Home ›› 26 Jul 2022 ›› Opinion
Modern physics is rich with speculation about multiverses and parallel realities. But there are very different ways that multiple universes might come about, and one of the most mind-blowing – the Many-Worlds formulation of quantum physics – is also one of the most plausible.
The English language rounded into shape long before modern physics came on the scene, so it’s no surprise that words like “world” and “universe” have ambiguous meanings. When you hear physicists talk about “the multiverse”, chances are they are thinking of the cosmological multiverse. That sounds pretty grand, and it is, but it’s not really a collection of distinct universes. Rather, it refers to a collection of regions of space, so far away that they are unobservable to us, where conditions of very different. There may be different particles, different forces, even a different number of dimensions of space from what we see around us.
The cosmological multiverse wasn’t invented because physicists thought it would be cool to have a bunch of universes out there. It arises naturally as a consequence of other speculative ideas, including string theory and cosmological inflation. But exactly because those ideas are themselves speculative, the cosmological multiverse should be thought of as speculative-squared. It may very well exist, but the only thing to say right now is that we don’t really know.
The multiple “worlds” of quantum mechanics are something else entirely. They are not far away – but only because they aren’t “located” anywhere at all. And they arise naturally from the simplest version of our most solidly tested physical theory, quantum mechanics. The many worlds of quantum mechanics, I would argue, are probably there. (Not everyone agrees with me about this.)

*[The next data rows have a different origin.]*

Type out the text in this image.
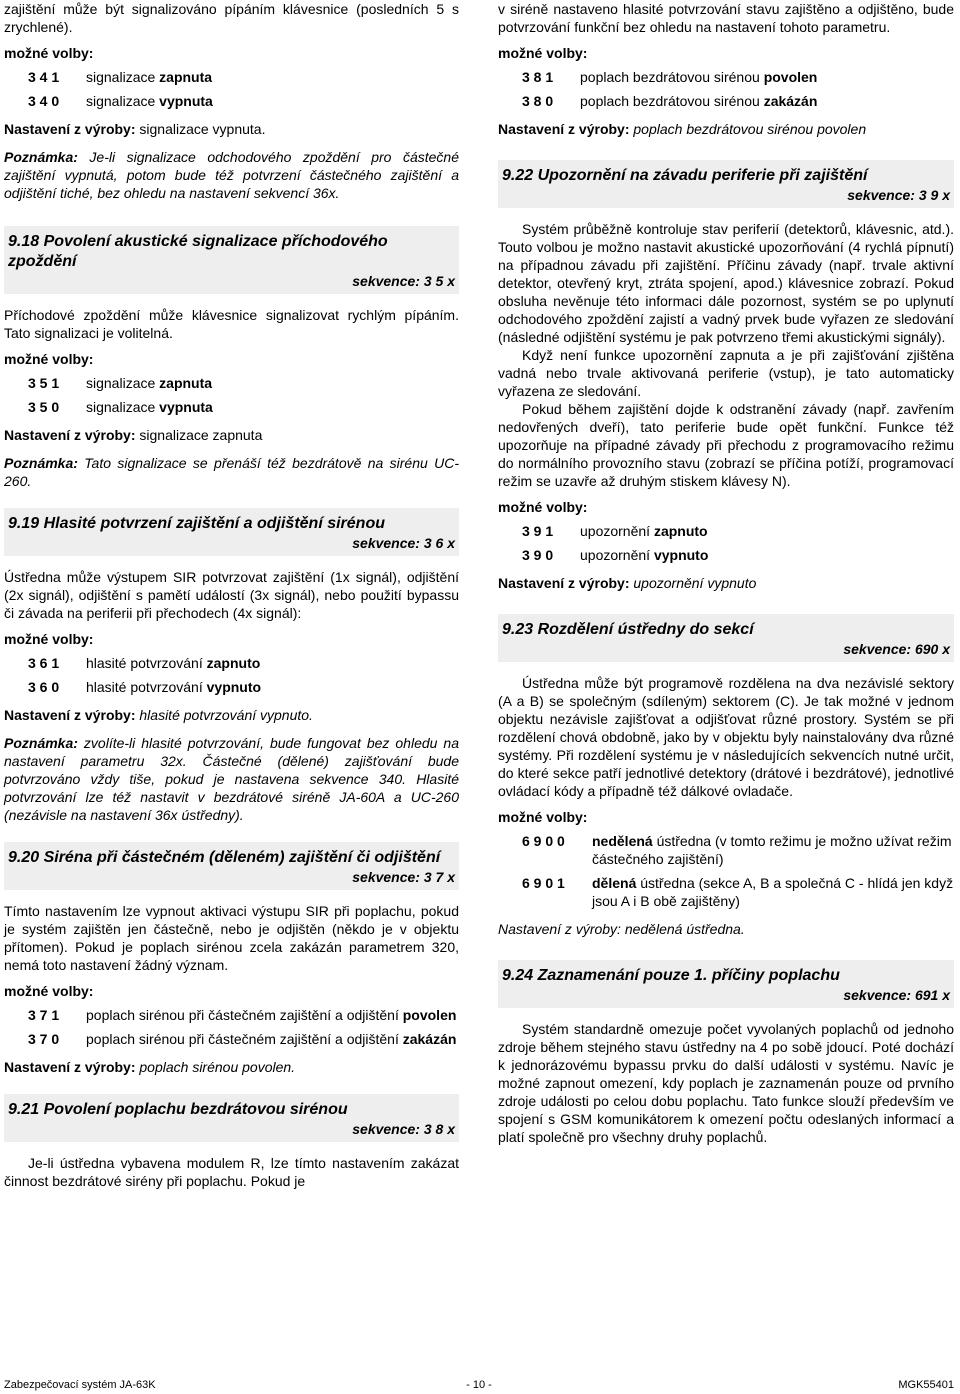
zajištění může být signalizováno pípáním klávesnice (posledních 5 s zrychlené).

možné volby:

3 4 1	signalizace zapnuta
3 4 0	signalizace vypnuta

Nastavení z výroby: signalizace vypnuta.

Poznámka: Je-li signalizace odchodového zpoždění pro částečné zajištění vypnutá, potom bude též potvrzení částečného zajištění a odjištění tiché, bez ohledu na nastavení sekvencí 36x.

9.18 Povolení akustické signalizace příchodového zpoždění
sekvence: 3 5 x

Příchodové zpoždění může klávesnice signalizovat rychlým pípáním. Tato signalizaci je volitelná.

možné volby:

3 5 1	signalizace zapnuta
3 5 0	signalizace vypnuta

Nastavení z výroby: signalizace zapnuta

Poznámka: Tato signalizace se přenáší též bezdrátově na sirénu UC-260.

9.19 Hlasité potvrzení zajištění a odjištění sirénou
sekvence: 3 6 x

Ústředna může výstupem SIR potvrzovat zajištění (1x signál), odjištění (2x signál), odjištění s pamětí událostí (3x signál), nebo použití bypassu či závada na periferii při přechodech (4x signál):

možné volby:

3 6 1	hlasité potvrzování zapnuto
3 6 0	hlasité potvrzování vypnuto

Nastavení z výroby: hlasité potvrzování vypnuto.

Poznámka: zvolíte-li hlasité potvrzování, bude fungovat bez ohledu na nastavení parametru 32x. Částečné (dělené) zajišťování bude potvrzováno vždy tiše, pokud je nastavena sekvence 340. Hlasité potvrzování lze též nastavit v bezdrátové siréně JA-60A a UC-260 (nezávisle na nastavení 36x ústředny).

9.20 Siréna při částečném (děleném) zajištění či odjištění
sekvence: 3 7 x

Tímto nastavením lze vypnout aktivaci výstupu SIR při poplachu, pokud je systém zajištěn jen částečně, nebo je odjištěn (někdo je v objektu přítomen). Pokud je poplach sirénou zcela zakázán parametrem 320, nemá toto nastavení žádný význam.

možné volby:

3 7 1	poplach sirénou při částečném zajištění a odjištění povolen
3 7 0	poplach sirénou při částečném zajištění a odjištění zakázán

Nastavení z výroby: poplach sirénou povolen.

9.21 Povolení poplachu bezdrátovou sirénou
sekvence: 3 8 x

Je-li ústředna vybavena modulem R, lze tímto nastavením zakázat činnost bezdrátové sirény při poplachu. Pokud je

v siréně nastaveno hlasité potvrzování stavu zajištěno a odjištěno, bude potvrzování funkční bez ohledu na nastavení tohoto parametru.

možné volby:

3 8 1	poplach bezdrátovou sirénou povolen
3 8 0	poplach bezdrátovou sirénou zakázán

Nastavení z výroby: poplach bezdrátovou sirénou povolen

9.22 Upozornění na závadu periferie při zajištění
sekvence: 3 9 x

Systém průběžně kontroluje stav periferií (detektorů, klávesnic, atd.). Touto volbou je možno nastavit akustické upozorňování (4 rychlá pípnutí) na případnou závadu při zajištění. Příčinu závady (např. trvale aktivní detektor, otevřený kryt, ztráta spojení, apod.) klávesnice zobrazí. Pokud obsluha nevěnuje této informaci dále pozornost, systém se po uplynutí odchodového zpoždění zajistí a vadný prvek bude vyřazen ze sledování (následné odjištění systému je pak potvrzeno třemi akustickými signály).

Když není funkce upozornění zapnuta a je při zajišťování zjištěna vadná nebo trvale aktivovaná periferie (vstup), je tato automaticky vyřazena ze sledování.

Pokud během zajištění dojde k odstranění závady (např. zavřením nedovřených dveří), tato periferie bude opět funkční. Funkce též upozorňuje na případné závady při přechodu z programovacího režimu do normálního provozního stavu (zobrazí se příčina potíží, programovací režim se uzavře až druhým stiskem klávesy N).

možné volby:

3 9 1	upozornění zapnuto
3 9 0	upozornění vypnuto

Nastavení z výroby: upozornění vypnuto

9.23 Rozdělení ústředny do sekcí
sekvence: 690 x

Ústředna může být programově rozdělena na dva nezávislé sektory (A a B) se společným (sdíleným) sektorem (C). Je tak možné v jednom objektu nezávisle zajišťovat a odjišťovat různé prostory. Systém se při rozdělení chová obdobně, jako by v objektu byly nainstalovány dva různé systémy. Při rozdělení systému je v následujících sekvencích nutné určit, do které sekce patří jednotlivé detektory (drátové i bezdrátové), jednotlivé ovládací kódy a případně též dálkové ovladače.

možné volby:

6 9 0 0	nedělená ústředna (v tomto režimu je možno užívat režim částečného zajištění)
6 9 0 1	dělená ústředna (sekce A, B a společná C - hlídá jen když jsou A i B obě zajištěny)

Nastavení z výroby: nedělená ústředna.

9.24 Zaznamenání pouze 1. příčiny poplachu
sekvence: 691 x

Systém standardně omezuje počet vyvolaných poplachů od jednoho zdroje během stejného stavu ústředny na 4 po sobě jdoucí. Poté dochází k jednorázovému bypassu prvku do další události v systému. Navíc je možné zapnout omezení, kdy poplach je zaznamenán pouze od prvního zdroje události po celou dobu poplachu. Tato funkce slouží především ve spojení s GSM komunikátorem k omezení počtu odeslaných informací a platí společně pro všechny druhy poplachů.

Zabezpečovací systém JA-63K	- 10 -	MGK55401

To see why, we have to think about how quantum mechanics works. Consider an electron, which is an elementary particle that has a certain fixed amount of a quantity called spin. When we measure its spin, we get only one of two possible answers: it’s spinning up or down, with respect to whatever axis we used to measure it.
That would be weird enough as it is – why only two possible answers? But even weirder is that we can’t always predict what that measurement outcome is going to be. We can prepare the electron in a “superposition” of spin-up and spin-down, such that there will be some probability of observing each outcome. Physicists describe the state of the electron in terms of a “wave function,” which tells us how much of the state of the electron is spin-up, and how much is spin-down. We can use the wave function to calculate the probability of each measurement outcome.
It’s natural to think that there really is some answer to how the electron is spinning, but we just don’t know what it is, and the wave function encapsulates our ignorance. That was the original hope of people like Albert Einstein. But it hasn’t worked out that way; the more we do experiments, and the more we understand the inner workings of quantum mechanics, the more it seems like the wave function really exists. It doesn’t just characterise our knowledge, it’s the real physical state of the electron.
There are many objections to Everett’s Many-Worlds formulation of quantum mechanics, of varying degrees of respectability. Some argue that it’s too extravagant, what with all those worlds. But the potential for the worlds is there in any version of quantum theory for which the wave function represents reality. Many-Worlds is actually the simplest and least elaborate version of quantum mechanics we can imagine. It’s just wave functions obeying the Schrödinger equation, nothing more or less.